In an earlier scenes of the book Trollope includes many details of visibilia in the city which testify to a numinous perception of reality -- or, to use the simple frank language Trollope is unashamed to use, a magical perception of reality that is thus attributed to the population as a whole. We have also had scenes in the synagogue. He knows this is more than a matter of picturesqueness, but a state of mind wihch he above associates with childhood: obedience to authority, belief in mystic stories and acting out ideas which have been attached to these mystic stories.

Since we've been talking about our own connections to this story, I'll mention another of my own.
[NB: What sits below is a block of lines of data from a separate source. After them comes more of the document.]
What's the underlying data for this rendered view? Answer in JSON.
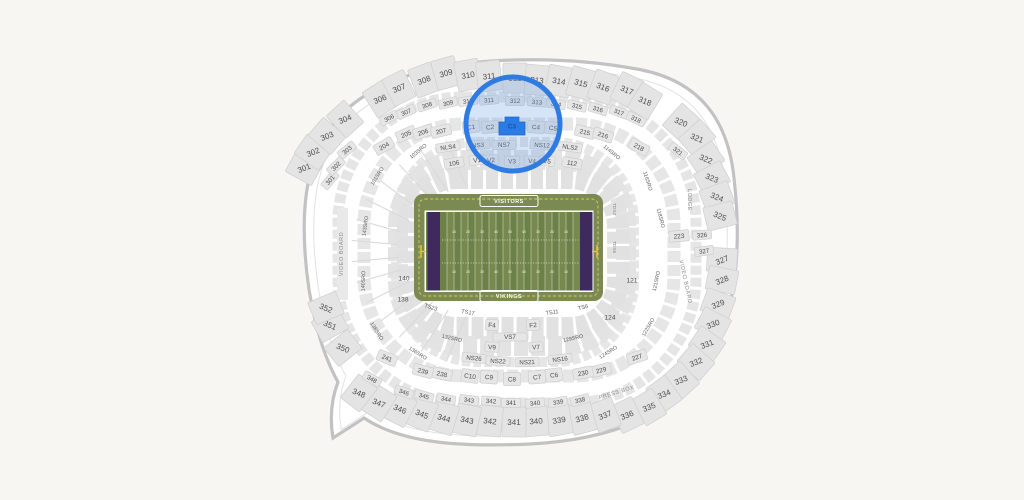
{
  "colors": {
    "background": "#f7f6f3",
    "outline": "#c2c2c2",
    "bowl_band": "#e5e5e5",
    "section_fill": "#e6e6e6",
    "section_stroke": "#cfcfcf",
    "section_text": "#4d4d4d",
    "sro_text": "#5c5c5c",
    "muted_text": "#8c8c8c",
    "highlight_stroke": "#2e7ce3",
    "highlight_fill_rgba": "rgba(120,166,228,0.30)",
    "selected_fill": "#2a7be3",
    "selected_text": "#17549e",
    "apron_green": "#7a8a52",
    "stripe_a": "#6c8147",
    "stripe_b": "#77894f",
    "endzone_purple": "#3e2a5c",
    "yellow_line": "#ddcb5e",
    "white": "#ffffff"
  },
  "highlight": {
    "circle": {
      "cx": 513,
      "cy": 124,
      "r": 47
    },
    "selected_section": "C3"
  },
  "field": {
    "visitors_label": "VISITORS",
    "vikings_label": "VIKINGS",
    "yard_numbers": [
      "10",
      "20",
      "30",
      "40",
      "50",
      "40",
      "30",
      "20",
      "10"
    ],
    "tds_labels": [
      {
        "label": "TDS2",
        "x": 613,
        "y": 209,
        "rot": 90
      },
      {
        "label": "TDS6",
        "x": 613,
        "y": 247,
        "rot": 90
      }
    ]
  },
  "misc_labels": {
    "video_board_left": {
      "label": "VIDEO BOARD",
      "x": 343,
      "y": 254,
      "rot": -90
    },
    "video_board_right": {
      "label": "VIDEO BOARD",
      "x": 684,
      "y": 282,
      "rot": 78
    },
    "lodge": {
      "label": "LODGE",
      "x": 688,
      "y": 200,
      "rot": 90
    },
    "press_box": {
      "label": "PRESS BOX",
      "x": 617,
      "y": 394,
      "rot": -17
    }
  },
  "sections": {
    "outer300": [
      {
        "label": "301",
        "x": 304,
        "y": 168
      },
      {
        "label": "302",
        "x": 313,
        "y": 152
      },
      {
        "label": "303",
        "x": 327,
        "y": 136
      },
      {
        "label": "304",
        "x": 345,
        "y": 119
      },
      {
        "label": "306",
        "x": 380,
        "y": 99
      },
      {
        "label": "307",
        "x": 399,
        "y": 88
      },
      {
        "label": "308",
        "x": 424,
        "y": 80
      },
      {
        "label": "309",
        "x": 446,
        "y": 73
      },
      {
        "label": "310",
        "x": 468,
        "y": 75
      },
      {
        "label": "311",
        "x": 489,
        "y": 76
      },
      {
        "label": "312",
        "x": 515,
        "y": 78
      },
      {
        "label": "313",
        "x": 537,
        "y": 80
      },
      {
        "label": "314",
        "x": 559,
        "y": 81
      },
      {
        "label": "315",
        "x": 581,
        "y": 83
      },
      {
        "label": "316",
        "x": 603,
        "y": 87
      },
      {
        "label": "317",
        "x": 627,
        "y": 90
      },
      {
        "label": "318",
        "x": 645,
        "y": 101
      },
      {
        "label": "320",
        "x": 681,
        "y": 122
      },
      {
        "label": "321",
        "x": 697,
        "y": 138
      },
      {
        "label": "322",
        "x": 706,
        "y": 159
      },
      {
        "label": "323",
        "x": 712,
        "y": 178
      },
      {
        "label": "324",
        "x": 717,
        "y": 197
      },
      {
        "label": "325",
        "x": 720,
        "y": 216
      },
      {
        "label": "327",
        "x": 722,
        "y": 260
      },
      {
        "label": "328",
        "x": 722,
        "y": 280
      },
      {
        "label": "329",
        "x": 718,
        "y": 304
      },
      {
        "label": "330",
        "x": 713,
        "y": 324
      },
      {
        "label": "331",
        "x": 707,
        "y": 344
      },
      {
        "label": "332",
        "x": 696,
        "y": 362
      },
      {
        "label": "333",
        "x": 681,
        "y": 380
      },
      {
        "label": "334",
        "x": 664,
        "y": 394
      },
      {
        "label": "335",
        "x": 649,
        "y": 407
      },
      {
        "label": "336",
        "x": 627,
        "y": 415
      },
      {
        "label": "337",
        "x": 605,
        "y": 415
      },
      {
        "label": "338",
        "x": 582,
        "y": 418
      },
      {
        "label": "339",
        "x": 559,
        "y": 420
      },
      {
        "label": "340",
        "x": 536,
        "y": 421
      },
      {
        "label": "341",
        "x": 514,
        "y": 422
      },
      {
        "label": "342",
        "x": 490,
        "y": 421
      },
      {
        "label": "343",
        "x": 467,
        "y": 420
      },
      {
        "label": "344",
        "x": 444,
        "y": 418
      },
      {
        "label": "345",
        "x": 422,
        "y": 414
      },
      {
        "label": "346",
        "x": 400,
        "y": 409
      },
      {
        "label": "347",
        "x": 379,
        "y": 403
      },
      {
        "label": "348",
        "x": 359,
        "y": 393
      },
      {
        "label": "350",
        "x": 343,
        "y": 348
      },
      {
        "label": "351",
        "x": 330,
        "y": 325
      },
      {
        "label": "352",
        "x": 326,
        "y": 308
      }
    ],
    "ring300_small": [
      {
        "label": "301",
        "x": 330,
        "y": 180,
        "rot": -50
      },
      {
        "label": "302",
        "x": 336,
        "y": 166,
        "rot": -45
      },
      {
        "label": "303",
        "x": 347,
        "y": 150,
        "rot": -40
      },
      {
        "label": "306",
        "x": 389,
        "y": 118,
        "rot": -28
      },
      {
        "label": "307",
        "x": 406,
        "y": 112,
        "rot": -24
      },
      {
        "label": "308",
        "x": 427,
        "y": 105,
        "rot": -18
      },
      {
        "label": "309",
        "x": 448,
        "y": 103,
        "rot": -13
      },
      {
        "label": "310",
        "x": 468,
        "y": 101,
        "rot": -9
      },
      {
        "label": "311",
        "x": 489,
        "y": 100,
        "rot": -5
      },
      {
        "label": "312",
        "x": 515,
        "y": 101,
        "rot": 0
      },
      {
        "label": "313",
        "x": 537,
        "y": 102,
        "rot": 5
      },
      {
        "label": "314",
        "x": 556,
        "y": 104,
        "rot": 9
      },
      {
        "label": "315",
        "x": 577,
        "y": 106,
        "rot": 13
      },
      {
        "label": "316",
        "x": 598,
        "y": 109,
        "rot": 17
      },
      {
        "label": "317",
        "x": 619,
        "y": 112,
        "rot": 21
      },
      {
        "label": "318",
        "x": 636,
        "y": 119,
        "rot": 26
      },
      {
        "label": "321",
        "x": 678,
        "y": 151,
        "rot": 38
      },
      {
        "label": "326",
        "x": 702,
        "y": 235,
        "rot": -5
      },
      {
        "label": "327",
        "x": 704,
        "y": 251,
        "rot": -8
      },
      {
        "label": "338",
        "x": 580,
        "y": 400,
        "rot": -14
      },
      {
        "label": "339",
        "x": 558,
        "y": 402,
        "rot": -10
      },
      {
        "label": "340",
        "x": 535,
        "y": 403,
        "rot": -6
      },
      {
        "label": "341",
        "x": 511,
        "y": 403,
        "rot": 0
      },
      {
        "label": "342",
        "x": 491,
        "y": 401,
        "rot": 4
      },
      {
        "label": "343",
        "x": 469,
        "y": 400,
        "rot": 8
      },
      {
        "label": "344",
        "x": 446,
        "y": 399,
        "rot": 12
      },
      {
        "label": "345",
        "x": 424,
        "y": 396,
        "rot": 16
      },
      {
        "label": "346",
        "x": 404,
        "y": 392,
        "rot": 20
      },
      {
        "label": "348",
        "x": 372,
        "y": 379,
        "rot": 30
      }
    ],
    "ring200": [
      {
        "label": "204",
        "x": 384,
        "y": 146,
        "rot": -30
      },
      {
        "label": "205",
        "x": 406,
        "y": 134,
        "rot": -24
      },
      {
        "label": "206",
        "x": 423,
        "y": 132,
        "rot": -18
      },
      {
        "label": "207",
        "x": 441,
        "y": 131,
        "rot": -13
      },
      {
        "label": "215",
        "x": 585,
        "y": 132,
        "rot": 14
      },
      {
        "label": "216",
        "x": 603,
        "y": 135,
        "rot": 18
      },
      {
        "label": "218",
        "x": 639,
        "y": 147,
        "rot": 28
      },
      {
        "label": "223",
        "x": 679,
        "y": 236,
        "rot": -5
      },
      {
        "label": "227",
        "x": 637,
        "y": 357,
        "rot": -18
      },
      {
        "label": "229",
        "x": 601,
        "y": 370,
        "rot": -15
      },
      {
        "label": "230",
        "x": 583,
        "y": 373,
        "rot": -11
      },
      {
        "label": "238",
        "x": 442,
        "y": 374,
        "rot": 12
      },
      {
        "label": "239",
        "x": 423,
        "y": 371,
        "rot": 15
      },
      {
        "label": "241",
        "x": 387,
        "y": 358,
        "rot": 22
      }
    ],
    "clubs_top": [
      {
        "label": "C1",
        "x": 471,
        "y": 127,
        "rot": -8
      },
      {
        "label": "C2",
        "x": 490,
        "y": 127,
        "rot": -4
      },
      {
        "label": "C3",
        "x": 512,
        "y": 126,
        "rot": 0,
        "selected": true
      },
      {
        "label": "C4",
        "x": 536,
        "y": 127,
        "rot": 4
      },
      {
        "label": "C5",
        "x": 553,
        "y": 128,
        "rot": 7
      }
    ],
    "ns_row_top": [
      {
        "label": "NLS4",
        "x": 448,
        "y": 147,
        "rot": -8
      },
      {
        "label": "NS3",
        "x": 478,
        "y": 145,
        "rot": -4
      },
      {
        "label": "NS7",
        "x": 504,
        "y": 145,
        "rot": 0
      },
      {
        "label": "NS12",
        "x": 542,
        "y": 145,
        "rot": 4
      },
      {
        "label": "NLS2",
        "x": 570,
        "y": 147,
        "rot": 8
      }
    ],
    "v_row_top": [
      {
        "label": "106",
        "x": 454,
        "y": 163,
        "rot": -10
      },
      {
        "label": "V1",
        "x": 477,
        "y": 160,
        "rot": -6
      },
      {
        "label": "V2",
        "x": 491,
        "y": 160,
        "rot": -4
      },
      {
        "label": "V3",
        "x": 512,
        "y": 161,
        "rot": 0
      },
      {
        "label": "V4",
        "x": 532,
        "y": 161,
        "rot": 4
      },
      {
        "label": "V5",
        "x": 547,
        "y": 161,
        "rot": 6
      },
      {
        "label": "112",
        "x": 572,
        "y": 163,
        "rot": 10
      }
    ],
    "ts_row": [
      {
        "label": "TS23",
        "x": 431,
        "y": 307,
        "rot": 18
      },
      {
        "label": "TS17",
        "x": 468,
        "y": 312,
        "rot": 10
      },
      {
        "label": "TS11",
        "x": 552,
        "y": 312,
        "rot": -8
      },
      {
        "label": "TS6",
        "x": 583,
        "y": 307,
        "rot": -15
      }
    ],
    "f_row": [
      {
        "label": "F4",
        "x": 492,
        "y": 325,
        "rot": 4
      },
      {
        "label": "F2",
        "x": 533,
        "y": 325,
        "rot": -4
      }
    ],
    "vs_row": [
      {
        "label": "VS7",
        "x": 510,
        "y": 337,
        "rot": 0
      }
    ],
    "v_row_bottom": [
      {
        "label": "V9",
        "x": 492,
        "y": 347,
        "rot": 3
      },
      {
        "label": "V7",
        "x": 536,
        "y": 347,
        "rot": -3
      }
    ],
    "ns_row_bottom": [
      {
        "label": "NS26",
        "x": 474,
        "y": 358,
        "rot": 6
      },
      {
        "label": "NS22",
        "x": 498,
        "y": 361,
        "rot": 3
      },
      {
        "label": "NS21",
        "x": 527,
        "y": 362,
        "rot": -2
      },
      {
        "label": "NS16",
        "x": 560,
        "y": 359,
        "rot": -7
      }
    ],
    "clubs_bottom": [
      {
        "label": "C10",
        "x": 470,
        "y": 376,
        "rot": 8
      },
      {
        "label": "C9",
        "x": 489,
        "y": 377,
        "rot": 4
      },
      {
        "label": "C8",
        "x": 512,
        "y": 379,
        "rot": 0
      },
      {
        "label": "C7",
        "x": 537,
        "y": 377,
        "rot": -4
      },
      {
        "label": "C6",
        "x": 554,
        "y": 375,
        "rot": -7
      }
    ],
    "inner100": [
      {
        "label": "140",
        "x": 404,
        "y": 278,
        "rot": 0
      },
      {
        "label": "138",
        "x": 403,
        "y": 299,
        "rot": 0
      },
      {
        "label": "121",
        "x": 632,
        "y": 280,
        "rot": 0
      },
      {
        "label": "124",
        "x": 610,
        "y": 317,
        "rot": 0
      }
    ],
    "sro": [
      {
        "label": "103SRO",
        "x": 418,
        "y": 151,
        "rot": -40
      },
      {
        "label": "114SRO",
        "x": 612,
        "y": 152,
        "rot": 40
      },
      {
        "label": "101SRO",
        "x": 377,
        "y": 176,
        "rot": -58
      },
      {
        "label": "143SRO",
        "x": 365,
        "y": 226,
        "rot": -82
      },
      {
        "label": "140SRO",
        "x": 363,
        "y": 281,
        "rot": -88
      },
      {
        "label": "138SRO",
        "x": 377,
        "y": 331,
        "rot": 58
      },
      {
        "label": "136SRO",
        "x": 418,
        "y": 353,
        "rot": 33
      },
      {
        "label": "132SRO",
        "x": 452,
        "y": 338,
        "rot": 13
      },
      {
        "label": "129SRO",
        "x": 573,
        "y": 338,
        "rot": -13
      },
      {
        "label": "124SRO",
        "x": 608,
        "y": 352,
        "rot": -33
      },
      {
        "label": "122SRO",
        "x": 648,
        "y": 327,
        "rot": -60
      },
      {
        "label": "121SRO",
        "x": 656,
        "y": 281,
        "rot": -78
      },
      {
        "label": "118SRO",
        "x": 661,
        "y": 218,
        "rot": 76
      },
      {
        "label": "116SRO",
        "x": 648,
        "y": 181,
        "rot": 72
      }
    ]
  }
}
My father's mother was Polish Catholic and he told me more than once of when he was a boy of 8-9 accompanying her to a large Polish Catholic Church in NYC. He said he saw her get down on the ground and crawl up the space between seats to the altar and kiss statues. He said he was (I'm being frank) appalled; I suspect it must also have frightened him. Western European culture is secular, at least its public spaces are, and the criteria for behavior is experiential and emphasizes human dignity and individualism; it does not worship authority at all -- or only authority which seems to have earned power and even this can be taken away if the authority abuses it. When I look at this photo of this statue, I remember this story my father told me and wonder about the atmosphere surrounding it in the 19th century as well as today. I don't myself find it picturesque. It's alien. I find myself thinking that it's not a surprize communism as a belief system (not simply an economic arrangement) couldn't go very deeply into the hearts or minds of the population at large. I also think about nationalisms in Eastern Europe and intolerance and how these link up to religious beliefs.

It's an interesting picture to evoke thought. It might be more romantic had the day been less bright and sunny when the photo was taken.